Escrita por: Cronist

Capítulo 1 - O aluno novo


Prólogo

O ratinho do campo se movia por cima da neve recém-caída. Ele tinha a pelagem castanho-escura, um pontinho quase negro no meio da neve. A floresta à sua volta estava coberta de neve como todo o resto da clareira, e o ratinho parecia perdido. Ele se movia freneticamente de um lado para o outro, talvez procurando alimento por baixo da espessa camada de neve. Talvez aquele fosse seu primeiro inverno, e ele quisesse descobrir o que era aquela coisa branca e gelada.

Fora do alcance do ratinho, nos galhos dos possantes carvalhos em volta da clareira, uma coruja o observava.

Era uma coruja das neves completamente branca, puríssima, suas belas penas se misturando com perfeição na neve por entre as folhas dos carvalhos. Ela não se movia, seus grandes olhos azuis nunca se desviando do ratinho na neve. Ele era sua presa. Ele era seu alvo.

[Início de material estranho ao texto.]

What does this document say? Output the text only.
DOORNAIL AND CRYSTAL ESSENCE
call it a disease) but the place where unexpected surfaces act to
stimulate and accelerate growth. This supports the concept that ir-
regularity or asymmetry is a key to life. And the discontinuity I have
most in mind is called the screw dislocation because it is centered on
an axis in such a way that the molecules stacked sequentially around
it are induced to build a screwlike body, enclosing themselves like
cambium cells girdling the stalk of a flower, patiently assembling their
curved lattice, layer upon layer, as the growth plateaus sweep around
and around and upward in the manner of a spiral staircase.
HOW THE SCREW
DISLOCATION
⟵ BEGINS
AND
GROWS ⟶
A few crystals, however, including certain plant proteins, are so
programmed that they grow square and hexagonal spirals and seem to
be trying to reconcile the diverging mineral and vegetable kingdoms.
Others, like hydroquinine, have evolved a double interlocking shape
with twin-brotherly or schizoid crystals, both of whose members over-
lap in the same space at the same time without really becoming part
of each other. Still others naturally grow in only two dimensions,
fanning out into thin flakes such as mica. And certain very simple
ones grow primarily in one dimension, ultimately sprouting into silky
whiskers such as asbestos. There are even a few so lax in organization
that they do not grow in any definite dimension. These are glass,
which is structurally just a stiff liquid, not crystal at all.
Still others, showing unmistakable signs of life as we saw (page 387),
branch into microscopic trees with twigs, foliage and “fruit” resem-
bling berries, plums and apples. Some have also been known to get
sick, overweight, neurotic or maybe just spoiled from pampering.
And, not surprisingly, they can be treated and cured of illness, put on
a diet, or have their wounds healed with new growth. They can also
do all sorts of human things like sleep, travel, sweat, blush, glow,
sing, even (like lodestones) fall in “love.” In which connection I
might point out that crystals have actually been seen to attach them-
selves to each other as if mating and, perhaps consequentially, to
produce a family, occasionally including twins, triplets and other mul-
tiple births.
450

O ratinho não podia ver a coruja. Ela alçou voo, suas asas silenciosas como a morte que carregava nas garras afiadas das patas. O ratinho cavava a neve, não sabia o que se aproximava. A coruja abriu as garras, pegou o ratinho. Ela pousa na neve. O ratinho se contorce em suas garras. Seus grandes olhos azuis o observam, famintos. O ratinho só tem tempo de dar seu ultimo suspiro. A coruja abre seu bico...

... E mordisca delicadamente eu pescoço, um sorriso brincalhão em seus lábios. Ele não sabe bem o que aconteceu ainda, sua cabeça ainda gira. Mas seu predador sabe muito bem.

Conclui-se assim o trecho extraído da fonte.